Utilizando os valores presentes na configuração das amostras, combinados com nosso entendimento sobre sua finalidade, aplicamos modelagem em grafos para obter informações sobre a estrutura do ecossistema do Amadey. Em uma primeira análise da Figura 6, observamos claramente que não existe uma infraestrutura compartilhada, mas sim diversos subgrupos de botnets menores, com um deles claramente dominante. Analisaremos esse maior cluster em mais detalhes na próxima seção.
Para concluir, os principais pontos são:
- Identificamos um total de 53 clusters únicos dentro do ecossistema do Amadey.
- Cada valor sd está associado a exatamente uma chave RC4.

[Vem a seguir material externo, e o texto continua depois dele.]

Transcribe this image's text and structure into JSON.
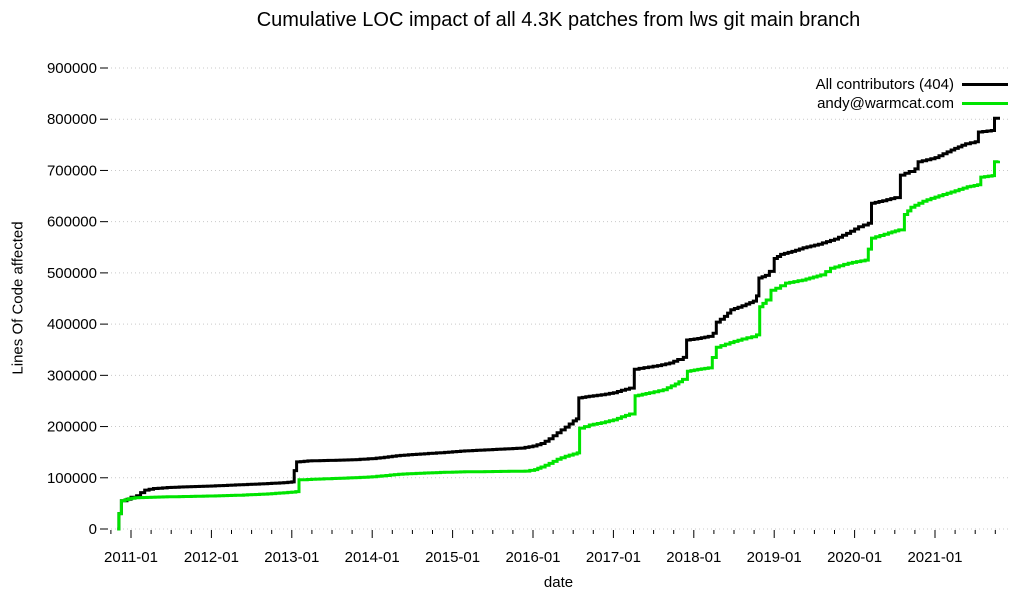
{
  "chart_data": {
    "type": "line",
    "title": "Cumulative LOC impact of all 4.3K patches from lws git main branch",
    "xlabel": "date",
    "ylabel": "Lines Of Code affected",
    "grid": "dotted-horizontal",
    "legend_position": "top-right-inside",
    "background_color": "#ffffff",
    "grid_color": "#c9c9c9",
    "tick_color": "#000000",
    "text_color": "#000000",
    "x_axis": {
      "tick_labels": [
        "2011-01",
        "2012-01",
        "2013-01",
        "2014-01",
        "2015-01",
        "2016-01",
        "2017-01",
        "2018-01",
        "2019-01",
        "2020-01",
        "2021-01"
      ],
      "tick_values": [
        2011,
        2012,
        2013,
        2014,
        2015,
        2016,
        2017,
        2018,
        2019,
        2020,
        2021
      ],
      "minor_tick_step_years": 0.25,
      "range_years": [
        2010.7,
        2021.93
      ]
    },
    "y_axis": {
      "tick_labels": [
        "0",
        "100000",
        "200000",
        "300000",
        "400000",
        "500000",
        "600000",
        "700000",
        "800000",
        "900000"
      ],
      "tick_values": [
        0,
        100000,
        200000,
        300000,
        400000,
        500000,
        600000,
        700000,
        800000,
        900000
      ],
      "range": [
        0,
        900000
      ]
    },
    "series": [
      {
        "name": "All contributors (404)",
        "color": "#000000",
        "points": [
          [
            2010.83,
            0
          ],
          [
            2010.85,
            30000
          ],
          [
            2010.88,
            55000
          ],
          [
            2010.95,
            58000
          ],
          [
            2011.0,
            62000
          ],
          [
            2011.07,
            65000
          ],
          [
            2011.12,
            71000
          ],
          [
            2011.17,
            76000
          ],
          [
            2011.28,
            79000
          ],
          [
            2011.45,
            81000
          ],
          [
            2011.7,
            82500
          ],
          [
            2012.0,
            84000
          ],
          [
            2012.3,
            86000
          ],
          [
            2012.6,
            88000
          ],
          [
            2012.85,
            90000
          ],
          [
            2013.0,
            92000
          ],
          [
            2013.03,
            114000
          ],
          [
            2013.06,
            131000
          ],
          [
            2013.2,
            133000
          ],
          [
            2013.5,
            134000
          ],
          [
            2013.8,
            135500
          ],
          [
            2014.0,
            137500
          ],
          [
            2014.15,
            140000
          ],
          [
            2014.3,
            143000
          ],
          [
            2014.5,
            145500
          ],
          [
            2014.7,
            147500
          ],
          [
            2014.9,
            149500
          ],
          [
            2015.1,
            152000
          ],
          [
            2015.35,
            154000
          ],
          [
            2015.6,
            156000
          ],
          [
            2015.85,
            158000
          ],
          [
            2016.0,
            162000
          ],
          [
            2016.1,
            167000
          ],
          [
            2016.2,
            176000
          ],
          [
            2016.3,
            188000
          ],
          [
            2016.4,
            199000
          ],
          [
            2016.5,
            211000
          ],
          [
            2016.54,
            215000
          ],
          [
            2016.57,
            256000
          ],
          [
            2016.7,
            259000
          ],
          [
            2016.85,
            262000
          ],
          [
            2017.0,
            266000
          ],
          [
            2017.1,
            271000
          ],
          [
            2017.2,
            275000
          ],
          [
            2017.26,
            312000
          ],
          [
            2017.38,
            315000
          ],
          [
            2017.55,
            319000
          ],
          [
            2017.7,
            324000
          ],
          [
            2017.8,
            331000
          ],
          [
            2017.87,
            335000
          ],
          [
            2017.91,
            369000
          ],
          [
            2018.05,
            372000
          ],
          [
            2018.18,
            376000
          ],
          [
            2018.24,
            382000
          ],
          [
            2018.28,
            404000
          ],
          [
            2018.38,
            415000
          ],
          [
            2018.46,
            428000
          ],
          [
            2018.55,
            433000
          ],
          [
            2018.65,
            439000
          ],
          [
            2018.74,
            445000
          ],
          [
            2018.78,
            455000
          ],
          [
            2018.81,
            490000
          ],
          [
            2018.89,
            495000
          ],
          [
            2018.94,
            503000
          ],
          [
            2019.0,
            528000
          ],
          [
            2019.08,
            536000
          ],
          [
            2019.22,
            542000
          ],
          [
            2019.36,
            549000
          ],
          [
            2019.55,
            556000
          ],
          [
            2019.75,
            566000
          ],
          [
            2019.9,
            577000
          ],
          [
            2020.05,
            590000
          ],
          [
            2020.17,
            597000
          ],
          [
            2020.21,
            636000
          ],
          [
            2020.35,
            641000
          ],
          [
            2020.5,
            647000
          ],
          [
            2020.57,
            691000
          ],
          [
            2020.68,
            698000
          ],
          [
            2020.75,
            703000
          ],
          [
            2020.79,
            717000
          ],
          [
            2021.0,
            725000
          ],
          [
            2021.2,
            740000
          ],
          [
            2021.38,
            752000
          ],
          [
            2021.5,
            756000
          ],
          [
            2021.54,
            775000
          ],
          [
            2021.7,
            778000
          ],
          [
            2021.74,
            802000
          ],
          [
            2021.79,
            805000
          ]
        ]
      },
      {
        "name": "andy@warmcat.com",
        "color": "#00e400",
        "points": [
          [
            2010.83,
            0
          ],
          [
            2010.85,
            30000
          ],
          [
            2010.88,
            55000
          ],
          [
            2010.97,
            59000
          ],
          [
            2011.05,
            61000
          ],
          [
            2011.35,
            62500
          ],
          [
            2011.7,
            63500
          ],
          [
            2012.0,
            64500
          ],
          [
            2012.35,
            66000
          ],
          [
            2012.7,
            68500
          ],
          [
            2013.0,
            72000
          ],
          [
            2013.05,
            73000
          ],
          [
            2013.09,
            96000
          ],
          [
            2013.4,
            98000
          ],
          [
            2013.75,
            100000
          ],
          [
            2014.0,
            102000
          ],
          [
            2014.17,
            104500
          ],
          [
            2014.33,
            107000
          ],
          [
            2014.6,
            109000
          ],
          [
            2014.85,
            110500
          ],
          [
            2015.1,
            111500
          ],
          [
            2015.5,
            112200
          ],
          [
            2015.9,
            113000
          ],
          [
            2016.02,
            116000
          ],
          [
            2016.1,
            121000
          ],
          [
            2016.2,
            128000
          ],
          [
            2016.3,
            136000
          ],
          [
            2016.4,
            142000
          ],
          [
            2016.5,
            146500
          ],
          [
            2016.55,
            148500
          ],
          [
            2016.58,
            197000
          ],
          [
            2016.7,
            203000
          ],
          [
            2016.85,
            207500
          ],
          [
            2017.0,
            213000
          ],
          [
            2017.1,
            219000
          ],
          [
            2017.2,
            224500
          ],
          [
            2017.27,
            260000
          ],
          [
            2017.45,
            266000
          ],
          [
            2017.62,
            272000
          ],
          [
            2017.77,
            283000
          ],
          [
            2017.86,
            292000
          ],
          [
            2017.92,
            308000
          ],
          [
            2018.05,
            311500
          ],
          [
            2018.18,
            314500
          ],
          [
            2018.28,
            355000
          ],
          [
            2018.45,
            364000
          ],
          [
            2018.6,
            371000
          ],
          [
            2018.72,
            375500
          ],
          [
            2018.78,
            379000
          ],
          [
            2018.82,
            434000
          ],
          [
            2018.9,
            447000
          ],
          [
            2018.96,
            466000
          ],
          [
            2019.02,
            470000
          ],
          [
            2019.14,
            480000
          ],
          [
            2019.35,
            486000
          ],
          [
            2019.58,
            496000
          ],
          [
            2019.7,
            509000
          ],
          [
            2019.92,
            519000
          ],
          [
            2020.13,
            525000
          ],
          [
            2020.21,
            568000
          ],
          [
            2020.42,
            578000
          ],
          [
            2020.55,
            584000
          ],
          [
            2020.62,
            614000
          ],
          [
            2020.7,
            628000
          ],
          [
            2020.85,
            640000
          ],
          [
            2021.0,
            648000
          ],
          [
            2021.2,
            658000
          ],
          [
            2021.4,
            668000
          ],
          [
            2021.53,
            672000
          ],
          [
            2021.57,
            687000
          ],
          [
            2021.71,
            690000
          ],
          [
            2021.74,
            717000
          ],
          [
            2021.79,
            719000
          ]
        ]
      }
    ]
  }
}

- As chaves RC4 provavelmente funcionam como identificadores úteis de afiliados, pois as recompilações mantêm a chave enquanto alteram o valor sd.
- O componente <random_path> da URL C&C é ocasionalmente reutilizado durante a troca de servidores C&C, servindo como uma evidência confiável de que esses servidores pertencem ao mesmo cluster.
O maior cluster de botnet do Amadey
Um cluster se destaca como o maior, sendo responsável por quase 34% de todas as amostras do Amadey processadas. Esse cluster também foi o único que permaneceu ativo durante todo o período analisado, conforme apresentado na nossa linha do tempo na Figura 7.
A maior botnet também predominou em relação ao número médio de cargas maliciosas distribuídas às vítimas por execução. Com base em nossa metodologia de agrupamento, as amostras do Amadey pertencentes à maior botnet distribuíram, em média, cerca de 14 cargas maliciosas simultaneamente para cada vítima (Figura 8).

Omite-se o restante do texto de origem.